When walking back, we decided to interview the man whom the solider shouted with.


“Hello.” He didn’t stop his work.

“Do you speak Chinese?”

“I can.”

“Are you North Korean?” I thought so because he could speak North Korean and he looked like North Korean.

“I’m Chinese.”

“I see. Do you know him?”

“We used to play together when we were kids.”

“How come? There are separation obstacles.”

“It was 1980s when were little. At that time the border was open and we could come and go freely. Now they always ask us for things like food.”

“Isn’t it not allowed to throw any objects over the border?”

“Yes it’s not allowed, but sometimes we can.”

“Do you always chat with each other like this? Do our frontier soldiers ever stop you?”

“We knew each other at a very young age, so now we always chat like this. He once studied in China.”

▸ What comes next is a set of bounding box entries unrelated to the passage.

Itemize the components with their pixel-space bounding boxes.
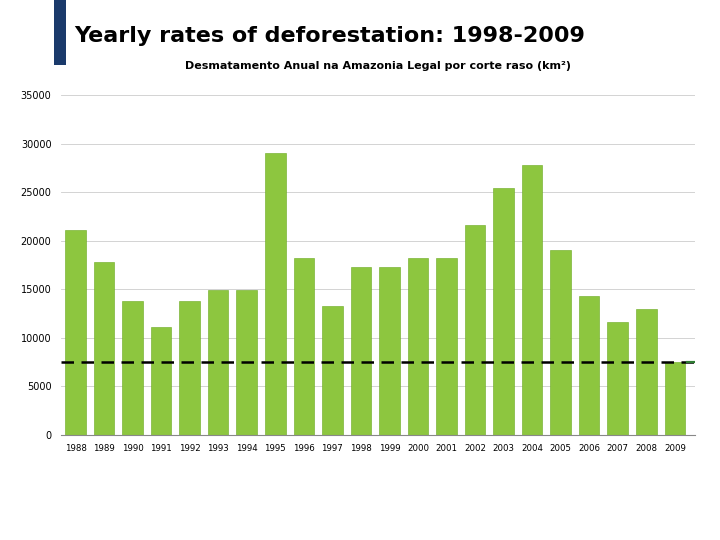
Bar [150,327,171,435]
Bar [636,309,657,435]
Bar [236,290,257,435]
Bar [94,262,114,435]
Bar [522,165,542,435]
Bar [208,290,228,435]
Bar [179,301,200,435]
Bar [608,322,628,435]
Title: Desmatamento Anual na Amazonia Legal por corte raso (km²): Desmatamento Anual na Amazonia Legal por… [185,60,571,71]
Bar [379,267,400,435]
Bar [351,267,371,435]
Bar [122,301,143,435]
Bar [550,250,571,435]
Bar [322,306,343,435]
Text: Smallest yearly increase since the 1970s: Smallest yearly increase since the 1970s [153,484,603,504]
Bar [294,259,314,435]
Bar [579,296,600,435]
Bar [665,362,685,435]
Text: Yearly rates of deforestation: 1998-2009: Yearly rates of deforestation: 1998-2009 [74,25,585,46]
Bar [493,188,514,435]
Bar [436,259,456,435]
Bar [265,153,286,435]
Bar [408,258,428,435]
Bar [465,225,485,435]
Bar [54,0,66,65]
Bar [66,231,86,435]
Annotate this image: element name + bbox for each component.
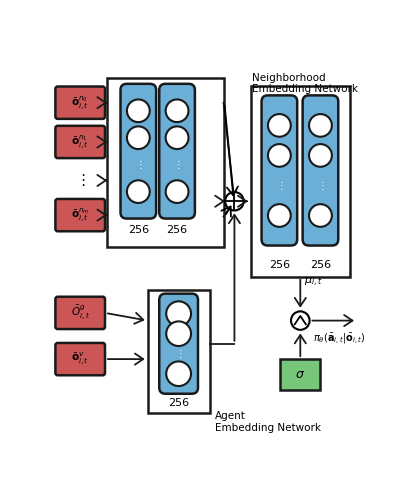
Circle shape [267, 204, 290, 227]
Text: $\vdots$: $\vdots$ [75, 172, 85, 189]
Circle shape [127, 126, 149, 149]
Text: $\mu_{i,t}$: $\mu_{i,t}$ [303, 276, 322, 290]
Text: $\sigma$: $\sigma$ [294, 368, 305, 381]
Text: $\bar{\mathbf{o}}^{n_1}_{i,t}$: $\bar{\mathbf{o}}^{n_1}_{i,t}$ [71, 133, 89, 151]
Text: $\bar{\mathbf{o}}^{n_m}_{i,t}$: $\bar{\mathbf{o}}^{n_m}_{i,t}$ [71, 206, 89, 224]
Text: Agent
Embedding Network: Agent Embedding Network [215, 412, 320, 433]
Circle shape [308, 204, 331, 227]
FancyBboxPatch shape [55, 343, 105, 375]
Text: $\bar{\mathbf{o}}^{n_0}_{i,t}$: $\bar{\mathbf{o}}^{n_0}_{i,t}$ [71, 94, 89, 112]
Circle shape [127, 99, 149, 122]
Circle shape [166, 362, 191, 386]
Text: 256: 256 [309, 260, 330, 270]
Circle shape [127, 180, 149, 203]
Circle shape [308, 144, 331, 167]
Text: $\vdots$: $\vdots$ [316, 179, 323, 192]
Circle shape [267, 114, 290, 137]
Text: $\bar{\mathbf{o}}^{v}_{i,t}$: $\bar{\mathbf{o}}^{v}_{i,t}$ [71, 351, 89, 368]
Bar [147, 290, 209, 413]
Text: 256: 256 [168, 398, 189, 408]
FancyBboxPatch shape [55, 87, 105, 119]
Bar [250, 86, 349, 277]
Circle shape [290, 311, 309, 330]
FancyBboxPatch shape [261, 96, 296, 245]
Circle shape [166, 301, 191, 326]
Text: $\bar{O}^{g}_{i,t}$: $\bar{O}^{g}_{i,t}$ [70, 304, 90, 322]
Circle shape [165, 99, 188, 122]
FancyBboxPatch shape [159, 84, 194, 219]
Circle shape [166, 321, 191, 346]
Circle shape [267, 144, 290, 167]
FancyBboxPatch shape [159, 294, 198, 394]
Text: $\vdots$: $\vdots$ [275, 179, 282, 192]
Text: $\vdots$: $\vdots$ [173, 158, 180, 171]
Circle shape [165, 126, 188, 149]
Text: $\vdots$: $\vdots$ [175, 347, 182, 360]
FancyBboxPatch shape [55, 199, 105, 231]
FancyBboxPatch shape [302, 96, 337, 245]
Circle shape [224, 192, 243, 211]
Text: 256: 256 [166, 225, 187, 235]
FancyBboxPatch shape [55, 126, 105, 158]
Bar [107, 78, 223, 247]
Text: $\pi_{\theta}(\bar{\mathbf{a}}_{i,t}|\bar{\mathbf{o}}_{i,t})$: $\pi_{\theta}(\bar{\mathbf{a}}_{i,t}|\ba… [312, 331, 364, 346]
Text: Neighborhood
Embedding Network: Neighborhood Embedding Network [252, 73, 357, 94]
Bar [279, 359, 320, 390]
Text: 256: 256 [128, 225, 149, 235]
Text: 256: 256 [268, 260, 289, 270]
Circle shape [165, 180, 188, 203]
Circle shape [308, 114, 331, 137]
FancyBboxPatch shape [120, 84, 156, 219]
FancyBboxPatch shape [55, 297, 105, 329]
Text: $\vdots$: $\vdots$ [134, 158, 142, 171]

They are not alone. Thousands of friends and relatives who used to live together got apart because of political reasons. They are so close to each other, yet so far away from each other. These two men are lucky – one is a frontier guard and the other works in the scenic spot which is just one step away. At least they can chat with each other, and maybe the North Korean can even get some daily necessities from his childhood friend.